Yes, non-EU citizens can absolutely purchase property in Spain with no restrictions on ownership. You do not need residency or a visa to buy. The essential requirement is obtaining a NIE number (Número de Identificación de Extranjero), a tax identification number issued by Spanish authorities, which is straightforward to arrange. You will also need a Spanish bank account for the transaction. Many of our international clients from the US, UK, Middle East, and Asia complete purchases successfully. At Aureic Properties, we guide you through every step, ensuring a seamless acquisition process regardless of your nationality.
How long does the purchase process take from offer to completion?

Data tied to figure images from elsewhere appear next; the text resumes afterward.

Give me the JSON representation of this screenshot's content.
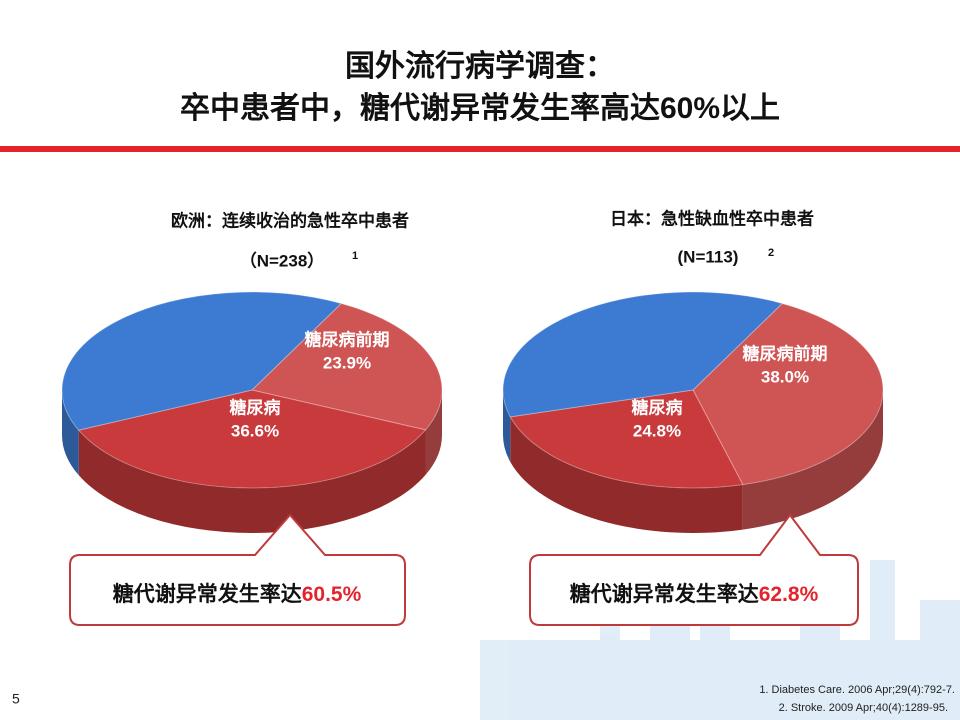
{
  "title": [
    "国外流行病学调查：",
    "卒中患者中，糖代谢异常发生率高达60%以上"
  ],
  "chart_data": [
    {
      "type": "pie",
      "title": "欧洲：连续收治的急性卒中患者",
      "subtitle": "（N=238）",
      "note_ref": "1",
      "categories": [
        "糖尿病前期",
        "糖尿病",
        null
      ],
      "values": [
        23.9,
        36.6,
        39.5
      ],
      "value_labels": [
        "23.9%",
        "36.6%",
        null
      ],
      "colors": [
        "#cf5555",
        "#c93a3c",
        "#3d7bd2"
      ]
    },
    {
      "type": "pie",
      "title": "日本：急性缺血性卒中患者",
      "subtitle": "(N=113)",
      "note_ref": "2",
      "categories": [
        "糖尿病前期",
        "糖尿病",
        null
      ],
      "values": [
        38.0,
        24.8,
        37.2
      ],
      "value_labels": [
        "38.0%",
        "24.8%",
        null
      ],
      "colors": [
        "#cf5555",
        "#c93a3c",
        "#3d7bd2"
      ]
    }
  ],
  "callouts": [
    {
      "text": "糖代谢异常发生率达",
      "highlight": "60.5%"
    },
    {
      "text": "糖代谢异常发生率达",
      "highlight": "62.8%"
    }
  ],
  "footnotes": [
    "1. Diabetes Care. 2006 Apr;29(4):792-7.",
    "2. Stroke. 2009 Apr;40(4):1289-95."
  ],
  "page_number": "5"
}
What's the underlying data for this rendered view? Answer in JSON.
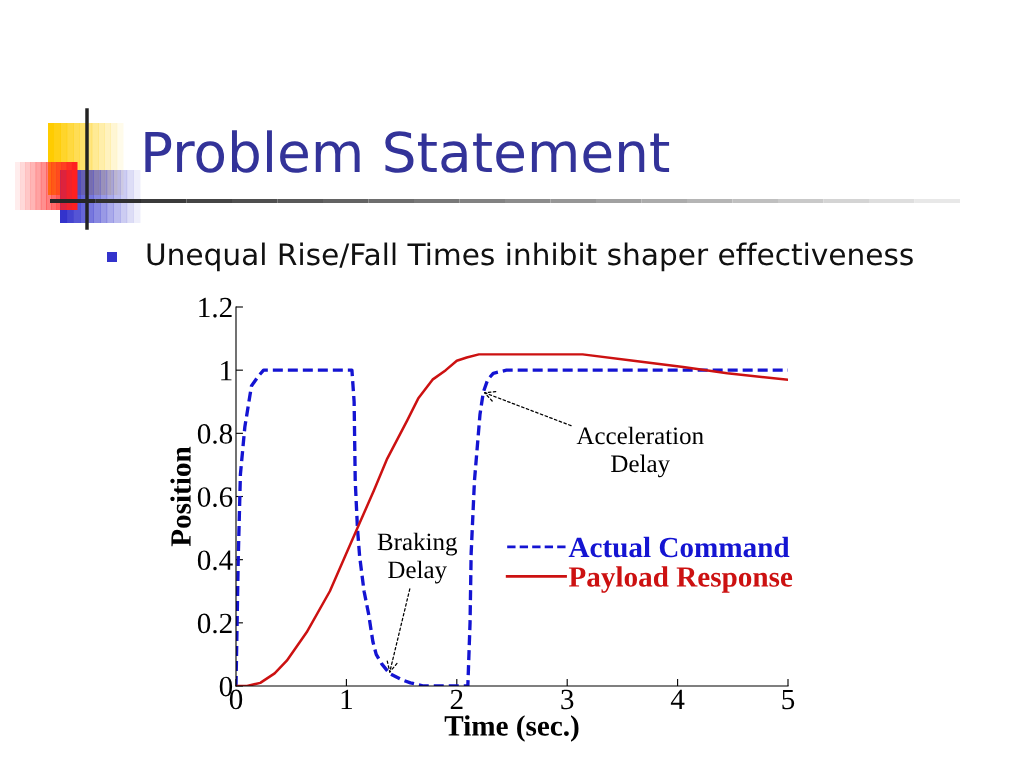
{
  "chart_data": {
    "type": "line",
    "title": "Problem Statement",
    "subtitle": "Unequal Rise/Fall Times inhibit shaper effectiveness",
    "xlabel": "Time (sec.)",
    "ylabel": "Position",
    "xlim": [
      0,
      5
    ],
    "xticks": [
      0,
      1,
      2,
      3,
      4,
      5
    ],
    "ylim": [
      0,
      1.2
    ],
    "yticks": [
      0,
      0.2,
      0.4,
      0.6,
      0.8,
      1,
      1.2
    ],
    "grid": false,
    "legend": "right",
    "series": [
      {
        "name": "Actual Command",
        "color": "#1414d2",
        "line_style": "dashed",
        "x": [
          0,
          0.02,
          0.04,
          0.08,
          0.14,
          0.2,
          0.25,
          1.05,
          1.07,
          1.08,
          1.1,
          1.12,
          1.16,
          1.2,
          1.24,
          1.27,
          1.32,
          1.39,
          1.5,
          1.58,
          1.7,
          2.1,
          2.12,
          2.13,
          2.16,
          2.21,
          2.24,
          2.28,
          2.33,
          2.45,
          5
        ],
        "values": [
          0,
          0.4,
          0.67,
          0.82,
          0.95,
          0.98,
          1,
          1,
          0.9,
          0.65,
          0.5,
          0.41,
          0.3,
          0.23,
          0.14,
          0.1,
          0.07,
          0.04,
          0.02,
          0.01,
          0,
          0,
          0.2,
          0.42,
          0.65,
          0.86,
          0.93,
          0.97,
          0.99,
          1,
          1
        ]
      },
      {
        "name": "Payload Response",
        "color": "#cc1111",
        "line_style": "solid",
        "x": [
          0,
          0.1,
          0.22,
          0.35,
          0.46,
          0.64,
          0.85,
          1.0,
          1.1,
          1.25,
          1.37,
          1.55,
          1.65,
          1.78,
          1.9,
          2.0,
          2.09,
          2.2,
          2.33,
          2.57,
          3.14,
          3.6,
          4.05,
          4.45,
          5
        ],
        "values": [
          0,
          0,
          0.01,
          0.04,
          0.08,
          0.17,
          0.3,
          0.42,
          0.5,
          0.62,
          0.72,
          0.84,
          0.91,
          0.97,
          1.0,
          1.03,
          1.04,
          1.05,
          1.05,
          1.05,
          1.05,
          1.03,
          1.01,
          0.99,
          0.97
        ]
      }
    ],
    "annotations": [
      {
        "text": "Braking\nDelay",
        "x": 1.39,
        "y": 0.04
      },
      {
        "text": "Acceleration\nDelay",
        "x": 2.24,
        "y": 0.93
      }
    ]
  }
}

The purchase process on the Costa del Sol typically takes between 6 to 12 weeks from accepted offer to completion, though this varies by property and buyer circumstances. Once your offer is accepted, we secure the property with a reservation deposit within days. Your lawyer then conducts due diligence and title searches over 2 to 4 weeks. The private purchase contract follows, with a 10% deposit exchange. Completion at the notary typically occurs 4 to 8 weeks later. New build purchases or properties with complex legal situations can extend this timeline. Having your NIE number and mortgage pre-approval ready in advance significantly accelerates the process.
What is the NIE and how do I get one?
The NIE (Número de Identificación de Extranjero) is your Spanish tax identification number, essential for any property purchase in Spain. Without it, you cannot sign deeds, open a Spanish bank account, or pay property taxes. To obtain one, you have two options: apply in person at a Spanish consulate in your home country, or visit a National Police station on the Costa del Sol with a valid passport, completed EX-15 form, and supporting documentation. The process typically takes two to four weeks. We strongly recommend starting this process early, as delays can affect your purchase timeline. Aureic Properties can connect you with a trusted local gestor to handle this efficiently on your behalf.

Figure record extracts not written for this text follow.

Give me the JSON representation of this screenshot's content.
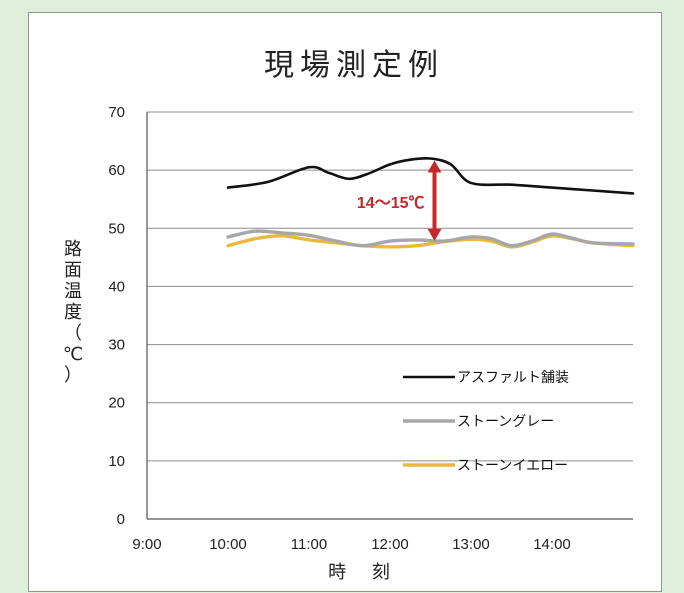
{
  "chart_data": {
    "type": "line",
    "title": "現場測定例",
    "xlabel": "時 刻",
    "ylabel_chars": [
      "路",
      "面",
      "温",
      "度",
      "（",
      "℃",
      "）"
    ],
    "x_ticks": [
      "9:00",
      "10:00",
      "11:00",
      "12:00",
      "13:00",
      "14:00"
    ],
    "y_ticks": [
      "0",
      "10",
      "20",
      "30",
      "40",
      "50",
      "60",
      "70"
    ],
    "xlim": [
      "9:00",
      "15:00"
    ],
    "ylim": [
      0,
      70
    ],
    "grid": true,
    "legend_position": "bottom-right",
    "annotation": {
      "text": "14～15℃",
      "x": "12:30",
      "from": 47.5,
      "to": 62
    },
    "series": [
      {
        "name": "アスファルト舗装",
        "color": "#111111",
        "points": [
          [
            "10:00",
            57
          ],
          [
            "10:30",
            58
          ],
          [
            "11:00",
            60.5
          ],
          [
            "11:15",
            59.5
          ],
          [
            "11:30",
            58.5
          ],
          [
            "11:45",
            59.5
          ],
          [
            "12:00",
            61
          ],
          [
            "12:15",
            61.8
          ],
          [
            "12:30",
            62
          ],
          [
            "12:45",
            61
          ],
          [
            "13:00",
            57.8
          ],
          [
            "13:30",
            57.5
          ],
          [
            "14:00",
            57
          ],
          [
            "14:30",
            56.5
          ],
          [
            "15:00",
            56
          ]
        ]
      },
      {
        "name": "ストーングレー",
        "color": "#a7a7a7",
        "points": [
          [
            "10:00",
            48.5
          ],
          [
            "10:20",
            49.5
          ],
          [
            "10:40",
            49.2
          ],
          [
            "11:00",
            48.8
          ],
          [
            "11:20",
            47.8
          ],
          [
            "11:40",
            47
          ],
          [
            "12:00",
            47.8
          ],
          [
            "12:20",
            48
          ],
          [
            "12:40",
            47.8
          ],
          [
            "13:00",
            48.5
          ],
          [
            "13:15",
            48.2
          ],
          [
            "13:30",
            47
          ],
          [
            "13:45",
            47.8
          ],
          [
            "14:00",
            49
          ],
          [
            "14:15",
            48.3
          ],
          [
            "14:30",
            47.5
          ],
          [
            "15:00",
            47.3
          ]
        ]
      },
      {
        "name": "ストーンイエロー",
        "color": "#e8b93d",
        "points": [
          [
            "10:00",
            47
          ],
          [
            "10:20",
            48.2
          ],
          [
            "10:40",
            48.7
          ],
          [
            "11:00",
            48
          ],
          [
            "11:20",
            47.5
          ],
          [
            "11:40",
            47
          ],
          [
            "12:00",
            46.8
          ],
          [
            "12:20",
            47
          ],
          [
            "12:40",
            47.7
          ],
          [
            "13:00",
            48.1
          ],
          [
            "13:15",
            47.8
          ],
          [
            "13:30",
            46.8
          ],
          [
            "13:45",
            47.6
          ],
          [
            "14:00",
            48.7
          ],
          [
            "14:15",
            48.2
          ],
          [
            "14:30",
            47.5
          ],
          [
            "15:00",
            47
          ]
        ]
      }
    ]
  }
}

Are there any restrictions on foreign buyers in Spain?
Spain welcomes foreign buyers with no restrictions on property ownership for EU or non-EU nationals. You can purchase freely as an individual or through a company structure. The primary requirement is obtaining an NIE number, a Spanish tax identification number, which Aureic Properties will help you secure efficiently. Non-EU buyers should be aware that purchasing property does not automatically grant residency, though Spain's Golden Visa program offers residency rights for investments of 500,000 EUR or more. We work with specialist legal advisors to ensure your purchase is structured correctly from day one.